Back to the LGD

The next hypothesis to consider is that missing photons are hiding in the LGD. Maybe we fuse two photons into a single cluster, or maybe we are not seeing them at all due to inefficiency in the cluster recognition. To examine this, we again compared the simulation with the reconstruction in the LGD. From simulation, we use low angle photons (LAP) that have polar angle $\theta < 25^0$. Fig. 7 (right) shows the energy distribution of clusters (black) and low angle photons (red) from the $b_1$ reactions (mostly $b_1 \rightarrow 5\gamma$) reconstructed as $3\gamma$. Green and blue histograms show the LAP contribution when $N_{LAP}=4$ and $N_{LAP}=5$. The right plot on Fig. 7 shows the LAP multiplicity for the given cuts. We see a good agreement between photons and clusters except for very high and very low energy photons. At high energy the disagreement is probably because we fuse some soft photons to a high energy cluster. In the low energy region there is a clear threshold effect. If we can teach the clusterizer to search for soft photons in the LGD we should be able to suppress the $b_1$ background.
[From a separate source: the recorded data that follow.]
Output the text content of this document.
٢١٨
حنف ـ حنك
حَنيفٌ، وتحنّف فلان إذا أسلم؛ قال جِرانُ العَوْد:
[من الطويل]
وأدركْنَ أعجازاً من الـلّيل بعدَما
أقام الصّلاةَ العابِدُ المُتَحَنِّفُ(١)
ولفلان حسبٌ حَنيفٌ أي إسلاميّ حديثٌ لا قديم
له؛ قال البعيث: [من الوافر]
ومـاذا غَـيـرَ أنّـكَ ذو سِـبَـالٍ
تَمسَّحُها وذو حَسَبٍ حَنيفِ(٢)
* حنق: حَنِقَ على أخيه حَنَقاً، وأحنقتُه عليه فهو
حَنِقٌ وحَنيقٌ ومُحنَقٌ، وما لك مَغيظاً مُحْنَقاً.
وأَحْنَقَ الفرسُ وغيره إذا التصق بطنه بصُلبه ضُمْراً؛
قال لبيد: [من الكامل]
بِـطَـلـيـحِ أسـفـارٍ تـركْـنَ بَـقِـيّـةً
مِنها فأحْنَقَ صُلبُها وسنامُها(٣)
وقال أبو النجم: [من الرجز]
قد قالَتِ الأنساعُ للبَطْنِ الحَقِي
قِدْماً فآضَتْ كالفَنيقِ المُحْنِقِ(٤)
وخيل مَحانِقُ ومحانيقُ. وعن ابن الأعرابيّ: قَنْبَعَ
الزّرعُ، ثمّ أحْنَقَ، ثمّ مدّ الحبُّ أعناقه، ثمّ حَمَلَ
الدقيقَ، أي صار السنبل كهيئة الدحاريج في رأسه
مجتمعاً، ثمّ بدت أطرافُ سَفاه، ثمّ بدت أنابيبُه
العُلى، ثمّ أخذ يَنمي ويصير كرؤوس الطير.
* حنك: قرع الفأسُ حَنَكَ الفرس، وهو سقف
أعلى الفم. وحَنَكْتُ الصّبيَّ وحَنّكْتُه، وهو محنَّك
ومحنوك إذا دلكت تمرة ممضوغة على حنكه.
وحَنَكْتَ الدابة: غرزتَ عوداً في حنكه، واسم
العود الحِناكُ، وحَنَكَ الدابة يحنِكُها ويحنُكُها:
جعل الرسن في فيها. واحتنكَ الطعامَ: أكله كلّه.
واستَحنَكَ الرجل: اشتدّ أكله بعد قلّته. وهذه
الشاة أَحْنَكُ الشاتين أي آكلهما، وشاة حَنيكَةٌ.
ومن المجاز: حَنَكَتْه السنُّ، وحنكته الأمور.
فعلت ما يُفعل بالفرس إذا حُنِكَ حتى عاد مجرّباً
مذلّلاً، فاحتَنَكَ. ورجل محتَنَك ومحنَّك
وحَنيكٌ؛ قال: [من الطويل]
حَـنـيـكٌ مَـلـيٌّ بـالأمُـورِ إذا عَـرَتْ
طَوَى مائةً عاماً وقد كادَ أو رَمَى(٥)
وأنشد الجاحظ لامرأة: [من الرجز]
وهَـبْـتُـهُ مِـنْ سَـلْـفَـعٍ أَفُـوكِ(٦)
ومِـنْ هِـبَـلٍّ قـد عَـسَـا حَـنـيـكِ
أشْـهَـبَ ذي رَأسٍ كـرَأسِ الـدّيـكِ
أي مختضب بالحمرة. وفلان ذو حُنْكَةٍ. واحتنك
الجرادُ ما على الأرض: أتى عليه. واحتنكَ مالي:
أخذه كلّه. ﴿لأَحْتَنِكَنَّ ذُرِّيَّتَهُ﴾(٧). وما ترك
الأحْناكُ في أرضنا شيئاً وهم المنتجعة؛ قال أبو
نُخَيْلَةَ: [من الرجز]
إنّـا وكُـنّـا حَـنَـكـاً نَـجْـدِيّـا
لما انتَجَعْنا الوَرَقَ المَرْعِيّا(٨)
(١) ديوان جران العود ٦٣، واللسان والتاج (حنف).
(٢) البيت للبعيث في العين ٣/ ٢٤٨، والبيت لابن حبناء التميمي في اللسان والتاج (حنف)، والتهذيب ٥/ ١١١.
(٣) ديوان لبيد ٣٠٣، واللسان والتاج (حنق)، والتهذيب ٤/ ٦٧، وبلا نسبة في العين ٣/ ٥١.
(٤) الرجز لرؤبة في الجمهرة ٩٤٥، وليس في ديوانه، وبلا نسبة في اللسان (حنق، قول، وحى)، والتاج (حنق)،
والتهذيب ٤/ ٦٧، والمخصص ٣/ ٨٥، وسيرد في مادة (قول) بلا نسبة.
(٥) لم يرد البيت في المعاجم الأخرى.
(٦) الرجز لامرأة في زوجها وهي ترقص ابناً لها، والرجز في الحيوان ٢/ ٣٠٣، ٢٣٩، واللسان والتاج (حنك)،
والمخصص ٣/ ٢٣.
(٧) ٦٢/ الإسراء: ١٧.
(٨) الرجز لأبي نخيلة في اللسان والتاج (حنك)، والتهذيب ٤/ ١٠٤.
Figure 7: The energy of clusters and low angle photons (left) and LAP multiplicity (right) in the case of $3\gamma$ events from $b_1$ reactions.

Fig. 8 shows that this will not be an easy task. We compare cluster (black) and LAP (colored) energy for different cluster multiplicities from the same $b_1$ reactions and general requirements $N_{pixel}=1$, $E_{TOT}>4.0$ GeV (no $\eta \gamma$ selection). The red histograms represent the total LAP contribution for the given number of clusters. The other colors represent LAP's ordered by their energy. Again, we have agreement between clusters and mid-range energy photons; however we can have more then 3 photons even when we see just 2 clusters. In the case of 2 clusters, merging of clusters is particularly visible for high cluster energies. The generator produces essentially no photons above 4 GeV, while the reconstructed cluster energy distribution extends above 4. In the case of 4 and 5 clusters, a peak in the cluster energy distribution in the range 300-500 MeV comes from charged particles from the $b_1 \rightarrow \omega(\pi^+\pi^-\pi^0)\pi^0$ channel.

Figure 8: Comparison between cluster and LAP energy for different cluster multiplicities from $b_1$ reactions.